Unter den Zettelchen, die Homomaris’ Schreibtisch bevölkern, ist eines ihm besonders ans Herz gewachsen. »Flieh, Künstler, flieh!« steht da, in merkwürdig eckiger, leicht verschrobener Handschrift, die er hin und wieder einsetzt, wenn ihm etwas Bedeutsames unterkommt und notiert werden möchte. Homomaris schreibt nur auf Zuruf.

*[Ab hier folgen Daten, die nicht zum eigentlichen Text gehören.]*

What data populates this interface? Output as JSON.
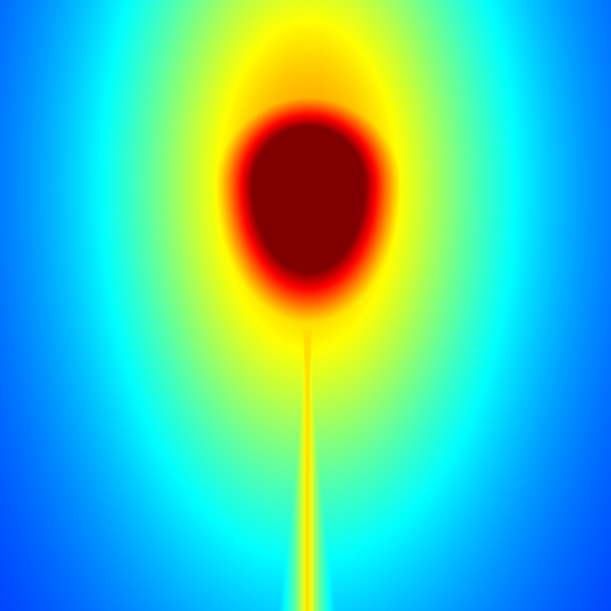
{
  "image": {
    "kind": "scalar-field-heatmap",
    "colormap": "jet",
    "colormap_stops": [
      "#00007f",
      "#0000ff",
      "#007fff",
      "#00ffff",
      "#7fff7f",
      "#ffff00",
      "#ff7f00",
      "#ff0000",
      "#7f0000"
    ],
    "background_color": "#0034ff",
    "saturated_color": "#7f0000",
    "shape": "teardrop with thin vertical tail",
    "labels_present": false
  }
}
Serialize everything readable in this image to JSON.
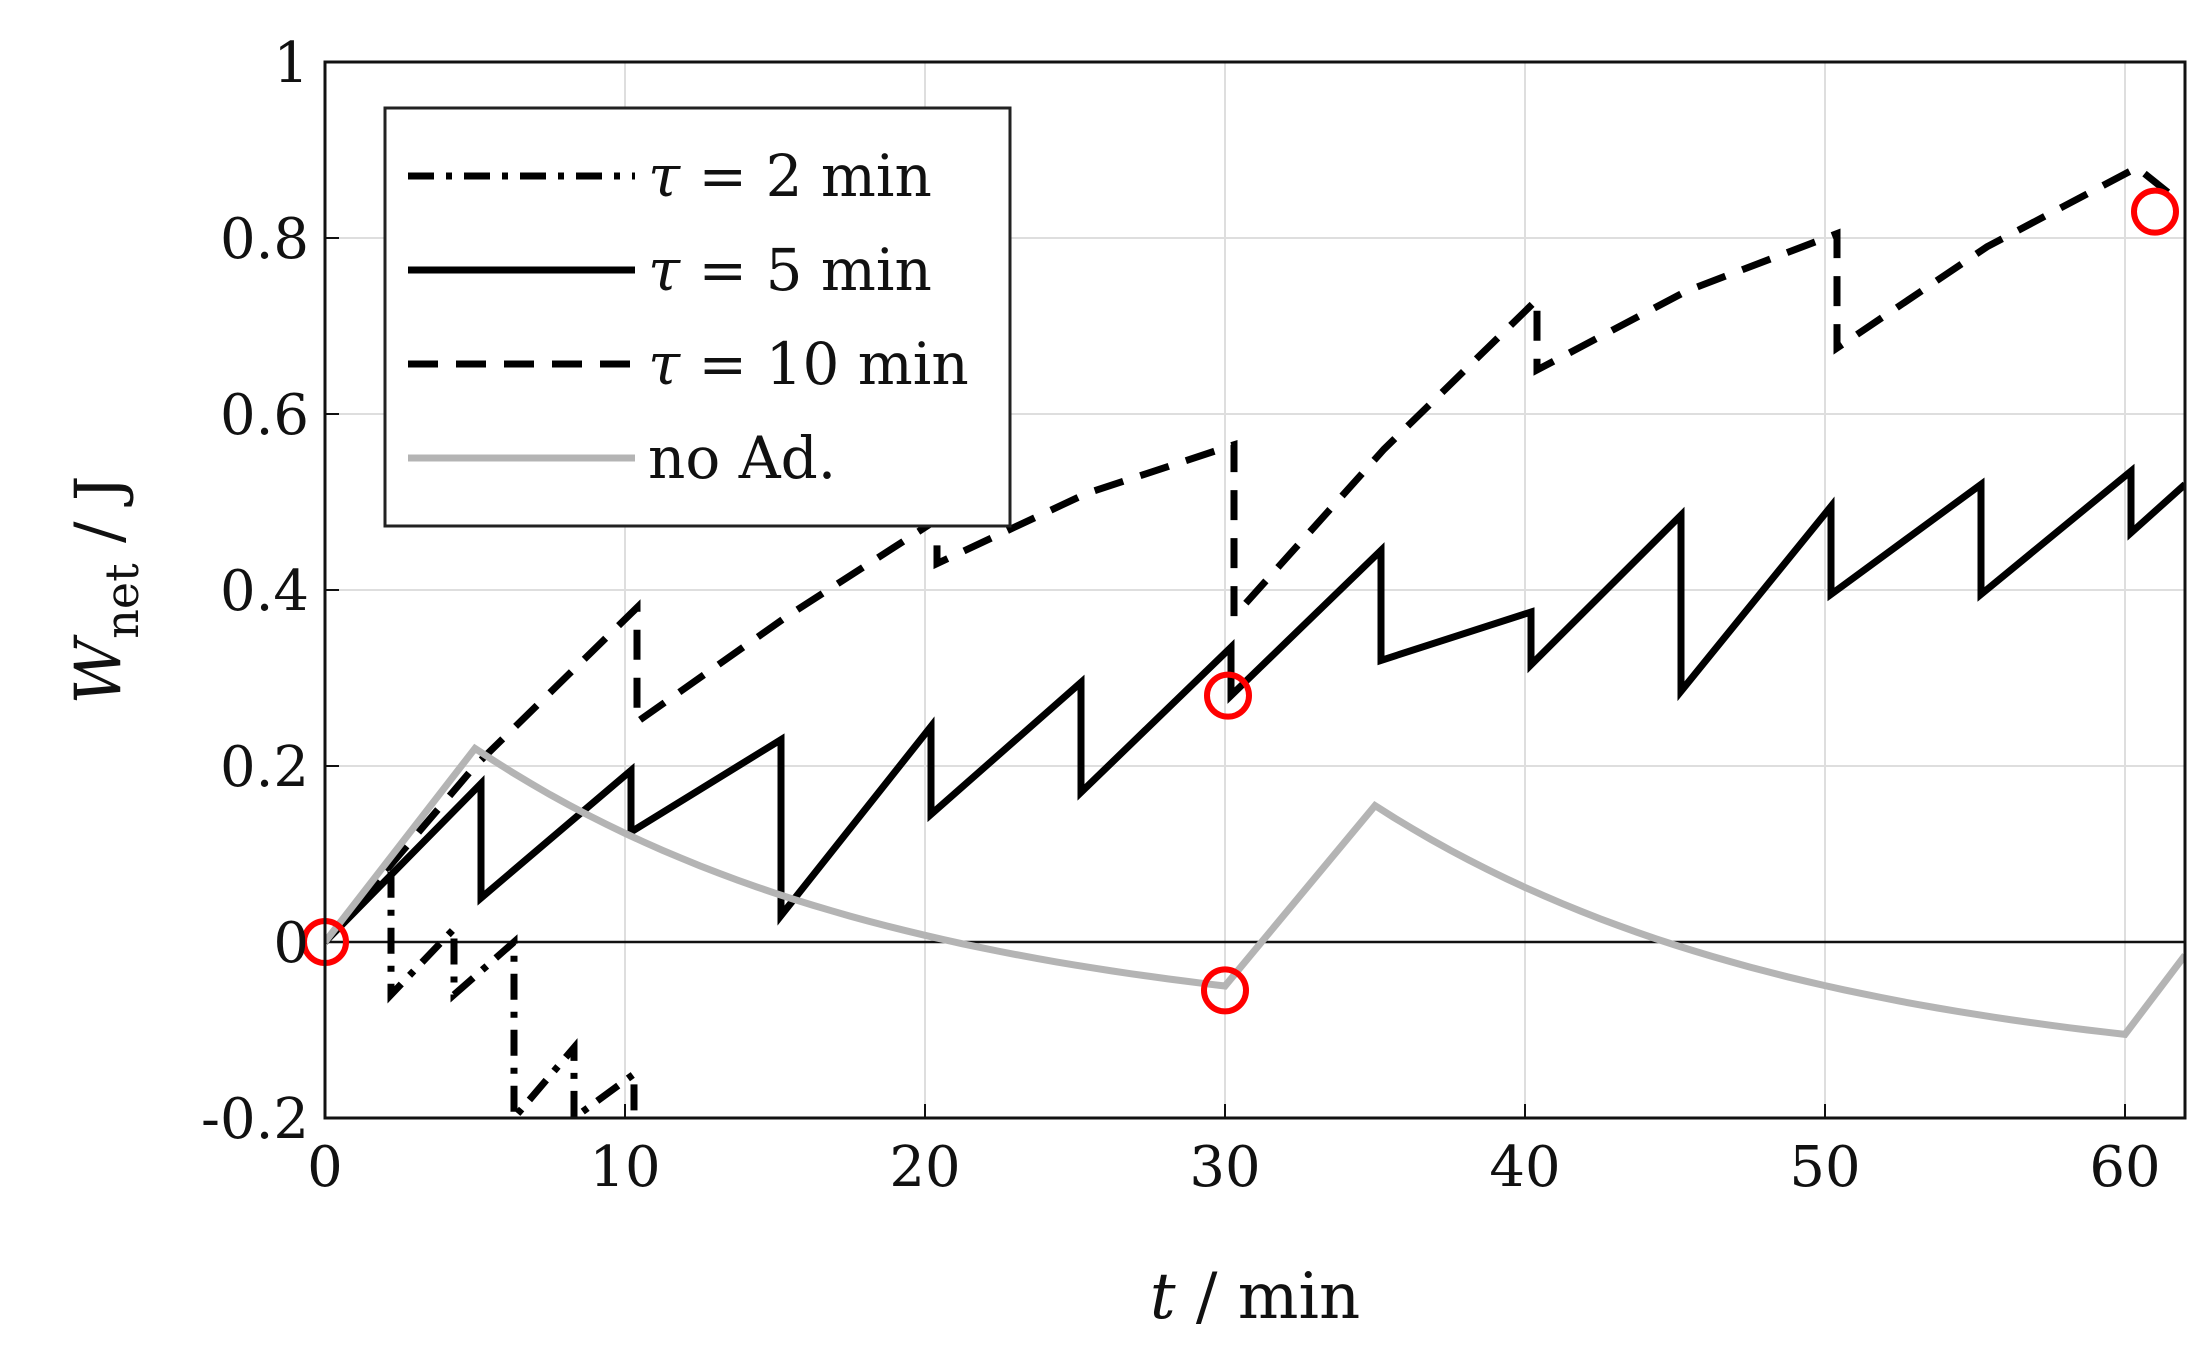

Er wüsste, wollte man ihn fragen, gar nicht, was ›formulieren‹ anders heißen könnte als ein Formular anlegen, mit Marginalien, Stempel und, wo immer auf dem Blatt eine ihn passend dünkende Stelle sich findet, einem Paar lüsterner Fauns-Augen oder der Fratze eines Hausdämons. Im vorliegenden Fall, dem Fall des wiederholten ›Flieh!‹, verziert den Appell ein fliegender Robert mit wehend entflammtem Haar. Egal, aus welcher Perspektive der Betrachter das Blatt in Augenschein nimmt, das ernste Augenpaar, durch das Doppelrund der Brille aus dem Gesicht herausgeschnitten, geht ihm nach. So ist das. Ein ins untere rechte Eck gestempelter Skarabäus rundet die Botschaft ab. Iiiiiiih! Der im zwiefachen ›Flieh!‹ konzentrierte Hauch des Lebens, findet Homomaris, hat etwas Vielversprechendes.
—Den Satz hat dir der Teufel eingegeben.
—Welchen, den ersten oder den zweiten?
—Das bleibt die Frage.
Homomaris redet gern mit sich selbst. Beim Licht der Leselampe besehen, redet er ziemlich viel mit sich selbst, vor allem dann, wenn erst das Tageslicht zur Gänze erlosch und die Wände sich mit Dämonen bedecken. Das Dialogisieren schärft, findet er, die Gedanken. Und überhaupt… Wie überhaupt? Was überhaupt? Warum überhaupt?
—Überhaupte dich nicht.
—Haha.
Er braucht das Gespräch, er braucht es doppelt, wann immer er zum Zeichenstift greift. Im früheren Leben, als er mit seinen Chiffren noch ganze Wände bedeckte, hatte er stets Gesellschaft. Im Gehäus, aufs handliche Blattformat eingeschränkt, muss er sich anders behelfen. Es ist langweilig, auf Gesprächspartner zu warten, und wenn dann einer eintrifft, ist es der falsche. Den Satz sollte er festhalten. Ja sicher, käme der Don vorbei, er würde ihm einen Kaffee brauen und dann … dann könnten sie loslegen. Kommt der Don, kommt Freude auf. Es ist nicht die Abwechslung, Abwechslung hat er an den durchs Haus stromernden Katzen genug. Katzenfreund Don besitzt ein ungemeines Talent, ihm die Zunge zu lösen. Insgeheim bewundert er es, wohl wissend, dass der Bursche, eitel, wie er ist, nichts davon erfahren darf. Als simpler Hexenmeister gebietet er bloß über die unteren Chargen. Weiß der Teufel, wo er sich an solchen Tagen herumtreibt. Was hat einer im Kopf, dem das Radfahren im Blut liegt? Eine dubiose Tätigkeit, wir lehnen das ab. Fahrräder zeichnen sich übrigens schlecht, zu mager das Gezücht, sollen andere sich damit herumplacken.